Review Summary: Chthonic delve into their oriental sound and past influences and arise all the stronger for it1 of 1 thought this review was well written
Taiwanese black metal act Chthonic
raise no small amount of debate within the metal community, with their opus Seediq Baalle
released in 2005 they established themselves as a band capable of releasing truly great black metal. Since then they have been on rough terrian, with their follow up albums Mirror of Retribution
and Takasago Army
gaining them equal measures of praise and criticism, with fans eagerly awaiting the moment they would match their great Seediq Bale
once more. Well, with Bu-Tik
they have finally managed to come close, albeit with a new sound entirely.
On this album, Chthonic have thrown everything that they have at the listener, there are no slow songs on this, no instrumental breaks, the only instrumentals been the beginning and the end of the album, this is extreme metal as it was meant to be, fast and pounding, not letting up until the listener is either wrapped up in its brutal embrace, never going back, or is lying unconscious on the floor. The production is crisp, allowing all the elements making up the sound to be heard (save the bass unfortunately) and the song structure is varied across the album, adding variety and inspiration to a genre that can occasionally be found wanting in these areas.
What Chthonic have managed to accomplish on this album is a wondrous blend of all the different aspects that make up their sound, from the oriental erhu and other influences from their native Taiwan, to the Cradle of Filth
symphonic elements, to the thrash/death/black metal sounds that they have developed since the beginning. All of these different elements, combined with the powerful and ranged vocals of Freddy Lim and the almost obligatory lyrics about Taiwans messy history, they bring these all together in a form that has not been seen since Seediq Bale
. This sound is what has made, and continues to make Chthonic so unique amongst the extreme metal world, and without this, you get the result of Mirror of Retribution
which, whilst not a bad album, is not what is wanted from Chthonic.
Each member manages to play their part perfectly, with only guitarist Jesse Liu managing to produce fast and brutal riffs and occasional solo that doesn't let up for the entirety of the albums duration.
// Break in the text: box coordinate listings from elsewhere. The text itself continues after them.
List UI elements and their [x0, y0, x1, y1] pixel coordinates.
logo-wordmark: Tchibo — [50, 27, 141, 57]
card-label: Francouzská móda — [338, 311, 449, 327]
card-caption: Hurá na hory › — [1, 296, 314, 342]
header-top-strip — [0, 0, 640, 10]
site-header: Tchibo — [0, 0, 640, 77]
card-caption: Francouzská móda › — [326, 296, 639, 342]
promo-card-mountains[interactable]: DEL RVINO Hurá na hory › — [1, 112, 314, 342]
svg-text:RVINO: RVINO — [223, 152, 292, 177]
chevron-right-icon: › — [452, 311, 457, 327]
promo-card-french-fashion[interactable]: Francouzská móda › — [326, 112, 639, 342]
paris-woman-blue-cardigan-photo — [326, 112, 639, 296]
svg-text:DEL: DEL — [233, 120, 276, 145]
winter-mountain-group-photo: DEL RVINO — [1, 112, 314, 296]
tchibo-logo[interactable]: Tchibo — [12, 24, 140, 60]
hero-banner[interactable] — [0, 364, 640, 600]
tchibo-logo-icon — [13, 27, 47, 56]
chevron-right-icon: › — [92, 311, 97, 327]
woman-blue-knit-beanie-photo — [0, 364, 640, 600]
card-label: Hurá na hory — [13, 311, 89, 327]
The drums are brutal, fast double bass pedalling and symbol crashes are to be expected a lot. The symphonic side of the band is provided by keyboardist and synthesiser player CJ who manages to add elements of atmosphere and oriental music to the maelstrom around it through his work, combine this with the erhu from Freddy and the other elements of experimentation, that are more present on this album than on any other and you have a unique sound that is instantly recognisable as Chthonic, bringing in new instruments to the mix to draw even more from their homeland than ever before, a prime example of this sound is on new anthem Defenders of Bu-Tik Palace
and great track Rage of My Sword
. The vocal department provided by Freddy Lim is on top form, with his unique brand of high scream piercing through each song, thankfully it is employed more than on previous outing Takasago Army
which had it on the back, this is not to say that his low, almost death metal growls are bad, they are powerful and provide a good contrast to the highs, and are used wonderfully on this album to punctuate important moments, tempo changes and choral moments, Defenders
again been a good example of this. It is unfortunate that Doris Yeh's bass parts are masked by the sound, only occasionally braking through to throw a moment of heaviness at you.
If listeners were wanting a return to the sound of Seediq Bale
on this album, then they will unfortunately be left wanting, what you have here is the sound of a band evolving once more. Chthonic are entering a new stage of extreme metal, keeping their influences close to heart and drawing them in like air to the lungs, but at the same time they are reaching up, picking new fruit from the tree, and it is bearing sweet results. Bu-Tik
is a must listen for anyone who enjoys oriental sounds, or has enjoyed the newer sounds of Chthonic. If this album shows anything, it is that Chthonic have much more to bring to the table.